Dalam aspek keuangan, suatu daerah otonom harus mampu dan mempunyai rencana penerimaan dan pengeluaran daerah. Daerah otonom yang mandiri lebih mengutamakan sumber-sumber penerimaan dari Pendapatan Asli Daerah yang kemudian diperkuat oleh pendapatan yang bersumber dari pemerintah pusat. Oleh sebab itu, sangat tergantung kepada kemampuan aparat pemerintah daerah dalam menggali sumber-sumber Pendapatan Asli Daerah sesuai dengan peraturan yang berlaku (Majidi,1991).

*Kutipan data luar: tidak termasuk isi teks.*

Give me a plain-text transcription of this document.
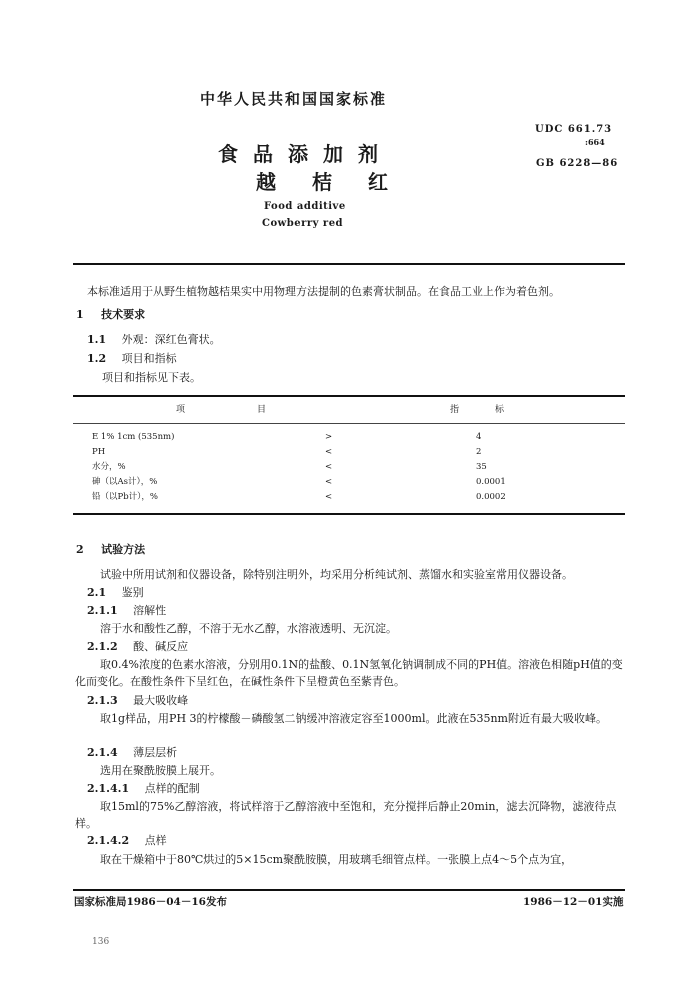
中华人民共和国国家标准
食品添加剂
越桔红
Food additive
Cowberry red
UDC 661.73
:664
GB 6228—86
本标准适用于从野生植物越桔果实中用物理方法提制的色素膏状制品。在食品工业上作为着色剂。
1 技术要求
1.1 外观：深红色膏状。
1.2 项目和指标
项目和指标见下表。
项　　　　　　　　目	指　　　　标
E 1% 1cm (535nm)	>	4
PH	<	2
水分，%	<	35
砷（以As计），%	<	0.0001
铅（以Pb计），%	<	0.0002
2 试验方法
试验中所用试剂和仪器设备，除特别注明外，均采用分析纯试剂、蒸馏水和实验室常用仪器设备。
2.1 鉴别
2.1.1 溶解性
溶于水和酸性乙醇，不溶于无水乙醇，水溶液透明、无沉淀。
2.1.2 酸、碱反应
取0.4%浓度的色素水溶液，分别用0.1N的盐酸、0.1N氢氧化钠调制成不同的PH值。溶液色相随pH值的变化而变化。在酸性条件下呈红色，在碱性条件下呈橙黄色至紫青色。
2.1.3 最大吸收峰
取1g样品，用PH 3的柠檬酸－磷酸氢二钠缓冲溶液定容至1000ml。此液在535nm附近有最大吸收峰。
2.1.4 薄层层析
选用在聚酰胺膜上展开。
2.1.4.1 点样的配制
取15ml的75%乙醇溶液，将试样溶于乙醇溶液中至饱和，充分搅拌后静止20min，滤去沉降物，滤液待点样。
2.1.4.2 点样
取在干燥箱中于80℃烘过的5×15cm聚酰胺膜，用玻璃毛细管点样。一张膜上点4～5个点为宜，
国家标准局1986－04－16发布	1986－12－01实施
136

B. Manfaat Pemekaran Wilayah
Dalam kaitannya dengan pembangunan wilayah, terdapat tiga unsur yang mempengaruhi keberhasilan atau kegagalan pembangunan dan sangat penting diperhatikan, baik dalam perencanaan maupun pelaksanaan pembangunan. Ketiga unsur tersebut di atas merupakan satu kesatuan yang saling terkait antara satu sama lain dan secara bersama-sama mempengaruhi pembangunan.
Unsur-unsur tersebut adalah :
(a) Daerah, dalam arti tanah, baik yang produktif maupun tidak produktif beserta penggunaanya. Dalam pengertian ini terkait dengan kondisi lokasi (letak),luas dan batas yang merupakan kondisi goegrafis setempat,
(b) penduduk, yang meliputi jumlah,pertambahan, kepadatan, persebaran dan mata pencaharian,
(c) tata kehidupan, meliputi: pola tata pergaulan warga (Bintarto,1983).
Selanjutnya oleh Bintarto (1983) dijelaskan bahwa ketiga unsur tersebut merupakan faktor dasar yang masih harus dikelola untuk mewujudkan pembangunan.. Dalam pengertian bahwa pembangunan itu sendiri ditentukan oleh usaha manusia dan tata geografi.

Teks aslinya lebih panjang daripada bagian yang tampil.